Tütüne böyle havada alıştım,
Böyle havada aşık oldum;
Eve ekmekle tuz götürmeyi
Böyle havalarda unuttum;
Şiir yazma hastalığım
Hep böyle havalarda nüksetti;
Beni bu güzel havalar mahvetti.
Orhan Veli
Hava, hayatı oluşturan diğer üç unsur (ateş, su, toprak) arasında ruhanî yanı en yüksek olanıdır ve melekler havada uçarlar.
Cinler, ruhlar ve insanın hayal gücüne hitap eden hayalî varlıklar onun içinde bir başka boyutta kendilerince bir hayat sürerler. Çok sevinçli olduğumuz vakitler uçmak gelir içimizden. Kuşlar gibi özgür olmak... Üç boyutu birden yaşamak... Bu ancak havayı hissetmiş bir varlığın hayali olabilir. Nitekim uçaklar, kelebekler veya bülbüller; hava olmasa asla uçamazlardı. Avucumuzdan üfürdüğümüz kuru bir gül yaprağı, eğer hava olmasaydı, yere bir külçe gibi çakılırdı.
insan havayı göremez, yakalayamaz, kontrol altına alamaz, ama eylemlerine bakarak onu hemen yanı başında, çevresinde hisseder.

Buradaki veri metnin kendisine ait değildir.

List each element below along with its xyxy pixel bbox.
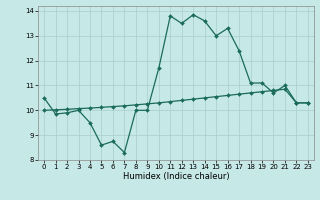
X-axis label: Humidex (Indice chaleur): Humidex (Indice chaleur) — [123, 172, 229, 181]
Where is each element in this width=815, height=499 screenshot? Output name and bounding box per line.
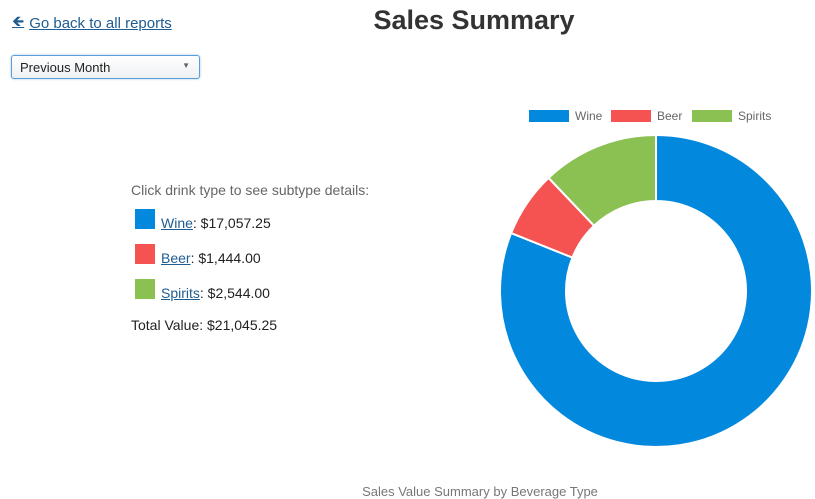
page-title: Sales Summary <box>373 5 575 35</box>
back-link-label: Go back to all reports <box>29 15 172 32</box>
legend-swatch-beer <box>611 110 651 122</box>
legend-label-wine: Wine <box>575 109 603 123</box>
spirits-swatch <box>135 279 155 299</box>
wine-value: : $17,057.25 <box>192 215 271 231</box>
period-select-value: Previous Month <box>20 60 111 75</box>
beer-value: : $1,444.00 <box>190 250 261 266</box>
wine-swatch <box>135 209 155 229</box>
back-to-reports-link[interactable]: 🡸 Go back to all reports <box>12 11 172 36</box>
beer-swatch <box>135 244 155 264</box>
period-select[interactable]: Previous Month ▼ <box>11 55 200 79</box>
donut-slice-wine[interactable] <box>499 133 813 448</box>
subtype-hint: Click drink type to see subtype details: <box>131 182 370 198</box>
arrow-left-icon: 🡸 <box>12 13 25 30</box>
sales-donut-chart <box>499 133 813 448</box>
spirits-value: : $2,544.00 <box>199 285 270 301</box>
caret-down-icon: ▼ <box>182 61 190 70</box>
legend-swatch-wine <box>529 110 569 122</box>
spirits-link[interactable]: Spirits <box>161 285 200 301</box>
beer-link[interactable]: Beer <box>161 250 191 266</box>
legend-swatch-spirits <box>692 110 732 122</box>
legend-label-beer: Beer <box>657 109 683 123</box>
legend-label-spirits: Spirits <box>738 109 772 123</box>
wine-link[interactable]: Wine <box>161 215 193 231</box>
total-value: Total Value: $21,045.25 <box>131 317 278 333</box>
donut-slice-spirits[interactable] <box>547 133 657 228</box>
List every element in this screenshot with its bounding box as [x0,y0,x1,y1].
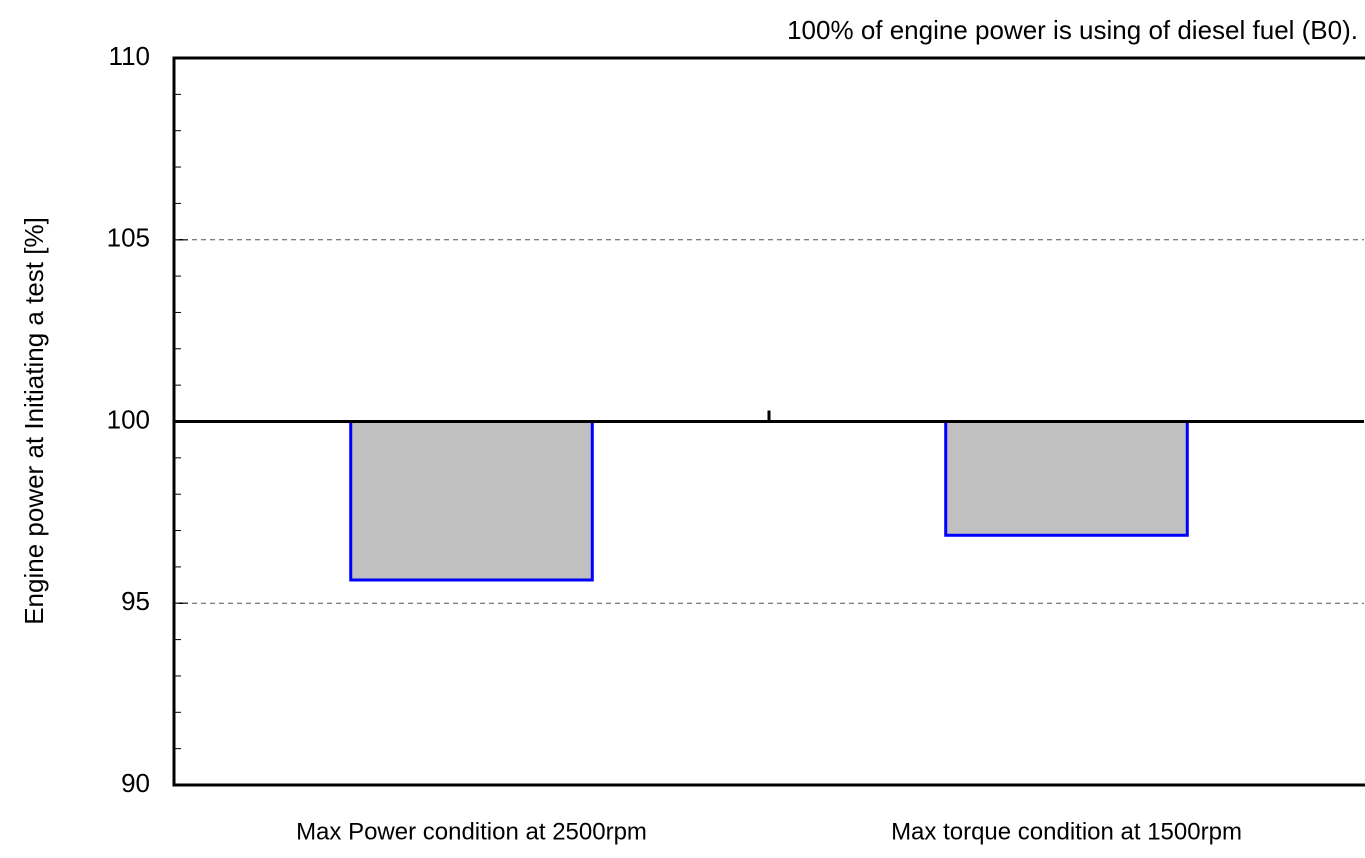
y-tick-label: 100 [107,404,150,434]
y-tick-label: 90 [121,768,150,798]
plot-frame [172,56,1365,787]
y-tick-label: 110 [109,41,150,71]
annotation: 100% of engine power is using of diesel … [787,15,1358,45]
y-tick-label: 95 [121,586,150,616]
y-axis-label: Engine power at Initiating a test [%] [19,217,49,625]
bar [944,420,1189,537]
x-tick-label: Max torque condition at 1500rpm [891,818,1242,845]
x-tick-label: Max Power condition at 2500rpm [296,818,647,845]
bar [349,420,594,582]
y-tick-label: 105 [107,223,150,253]
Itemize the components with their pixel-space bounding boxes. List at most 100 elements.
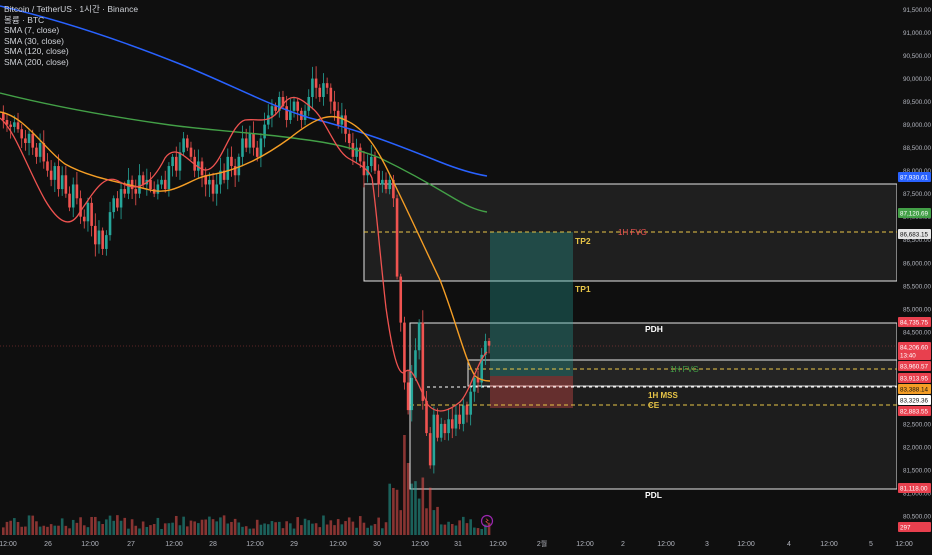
volume-bar: [112, 520, 115, 535]
candle-body: [60, 175, 64, 190]
chart-legend[interactable]: Bitcoin / TetherUS · 1시간 · Binance 볼륨 · …: [4, 4, 138, 67]
volume-bar: [406, 463, 410, 535]
candle-body: [130, 179, 134, 190]
candle-body: [428, 433, 432, 466]
volume-bar: [259, 524, 263, 535]
chart-pane[interactable]: 1H FVG TP2 TP1 PDH 1H FVG 1H MSS CE PDL …: [0, 0, 898, 535]
candle-body: [57, 166, 60, 190]
candle-body: [289, 110, 292, 121]
candle-body: [49, 170, 53, 180]
candle-body: [263, 124, 266, 139]
candle-body: [344, 115, 347, 134]
volume-bar: [325, 524, 329, 535]
volume-bar: [347, 517, 351, 535]
candle-body: [9, 124, 12, 127]
volume-bar: [388, 483, 391, 535]
volume-bar: [307, 520, 311, 535]
volume-bar: [447, 521, 450, 535]
legend-sma200[interactable]: SMA (200, close): [4, 56, 69, 67]
price-badge-text: 87,120.69: [900, 211, 929, 218]
volume-bar: [215, 521, 219, 535]
volume-bar: [410, 483, 414, 535]
volume-bar: [123, 517, 127, 535]
time-tick-label: 12:00: [895, 541, 913, 548]
volume-bar: [381, 528, 384, 535]
tp1-label: TP1: [575, 284, 591, 294]
price-badge: [898, 406, 931, 416]
legend-volume[interactable]: 볼륨 · BTC: [4, 14, 45, 25]
volume-bar: [329, 520, 333, 535]
candle-body: [20, 129, 23, 139]
candle-body: [79, 198, 82, 217]
candle-body: [174, 156, 178, 171]
volume-bar: [68, 528, 71, 535]
legend-sma120[interactable]: SMA (120, close): [4, 46, 69, 56]
time-tick-label: 26: [44, 541, 52, 548]
time-tick-label: 12:00: [246, 541, 264, 548]
price-badge: [898, 361, 931, 371]
candle-body: [112, 198, 115, 213]
fvg-top-label: 1H FVG: [618, 228, 647, 237]
volume-bar: [278, 521, 281, 535]
volume-bar: [90, 516, 93, 535]
price-axis-svg[interactable]: 91,500.00 91,000.00 90,500.00 90,000.00 89,5…: [897, 0, 932, 535]
legend-sma7[interactable]: SMA (7, close): [4, 25, 60, 35]
price-axis-background: [897, 0, 932, 535]
volume-bar: [204, 519, 207, 535]
volume-bar: [141, 521, 145, 535]
volume-bar: [178, 525, 182, 535]
price-chart[interactable]: 1H FVG TP2 TP1 PDH 1H FVG 1H MSS CE PDL: [0, 0, 898, 535]
price-badge: [898, 395, 931, 405]
time-axis-svg[interactable]: 12:00 26 12:00 27 12:00 28 12:00 29 12:00 30 12:00…: [0, 535, 932, 550]
candle-body: [167, 166, 171, 190]
time-tick-label: 12:00: [489, 541, 507, 548]
candle-body: [160, 179, 163, 185]
legend-symbol[interactable]: Bitcoin / TetherUS · 1시간 · Binance: [4, 4, 139, 14]
candle-body: [458, 414, 461, 424]
volume-bar: [222, 515, 226, 535]
price-tick-label: 89,000.00: [903, 122, 932, 129]
volume-bar: [208, 516, 211, 535]
price-tick-label: 80,500.00: [903, 514, 932, 521]
candle-body: [333, 101, 336, 111]
volume-bar: [417, 498, 421, 535]
volume-bar: [171, 522, 174, 535]
candle-body: [53, 166, 57, 180]
candle-body: [255, 147, 259, 157]
candle-body: [450, 419, 454, 429]
candle-body: [381, 179, 384, 185]
volume-bar: [355, 527, 358, 535]
sma120-line: [0, 92, 488, 213]
price-badge-text: 83,960.57: [900, 364, 929, 371]
price-tick-label: 86,000.00: [903, 260, 932, 267]
volume-bar: [167, 523, 171, 535]
candle-body: [377, 170, 380, 185]
price-badge-text: 82,883.55: [900, 409, 929, 416]
volume-bar: [86, 527, 90, 535]
volume-bar: [16, 522, 20, 535]
volume-bar: [101, 523, 104, 535]
volume-bar: [377, 517, 380, 535]
candle-body: [27, 133, 31, 144]
candle-body: [116, 198, 119, 208]
volume-bar: [24, 526, 27, 535]
position-loss-zone[interactable]: [490, 376, 573, 408]
volume-bar: [333, 525, 336, 535]
pdh-pdl-zone: [409, 322, 898, 490]
legend-sma30[interactable]: SMA (30, close): [4, 35, 64, 46]
time-axis[interactable]: 12:00 26 12:00 27 12:00 28 12:00 29 12:00 30 12:00…: [0, 535, 932, 550]
price-axis[interactable]: 91,500.00 91,000.00 90,500.00 90,000.00 89,5…: [897, 0, 932, 535]
volume-bar: [200, 519, 204, 535]
volume-bar: [344, 521, 347, 535]
alert-icon[interactable]: [480, 514, 494, 528]
time-tick-label: 12:00: [657, 541, 675, 548]
price-badge-text: 84,206.60: [900, 345, 929, 352]
price-tick-label: 89,500.00: [903, 99, 932, 106]
candle-body: [473, 377, 476, 392]
volume-bar: [5, 521, 9, 535]
candle-body: [71, 184, 75, 208]
volume-bar: [79, 517, 82, 535]
position-profit-zone[interactable]: [490, 232, 573, 376]
volume-bar: [252, 528, 255, 535]
volume-bar: [138, 528, 141, 535]
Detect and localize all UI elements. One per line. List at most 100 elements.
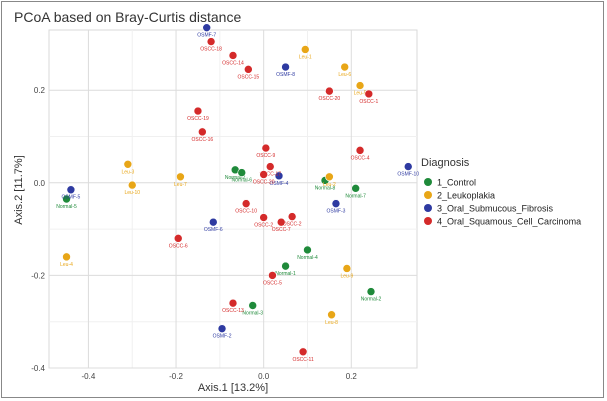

Bir şeyler duyarız ve havanın orda, işbaşında olduğunu biliriz. Dalgalanan ekinler, savrulan yapraklar, göklerde dolanıp duran bulutlar veya denizlerde gezintiye çıkan yelkenliler... Vınlamalar, uğultular, hüzünlü şarkılar, şiddetli ulumalar... Ağzımızı açınca ciğerlerimize; derin nefeslere ve soluk soluğa bir hayata... Havanın bizi yaşatabilmek için kafalarımızın üzerinde, 480 km. yüksekliğe kadar 5500 trilyon ton ağırlıkla bu işleri yaptığını okuduğumda çok şaşırmış ve onun bu ağırlığı altında pestilim çıkmadığına hayretler ederek Şirazlı Sa'dî'nin o ünlü kitabı Gülistan'ın başlangıç cümlelerini hatırlamıştım: "Alınan her nefes ömrün uzamasını, verilen nefesler de vücudun rahatlamasını sağlar. Demek ki her nefeste iki nimet vardır; her nimet için de bir şükür lazımdır."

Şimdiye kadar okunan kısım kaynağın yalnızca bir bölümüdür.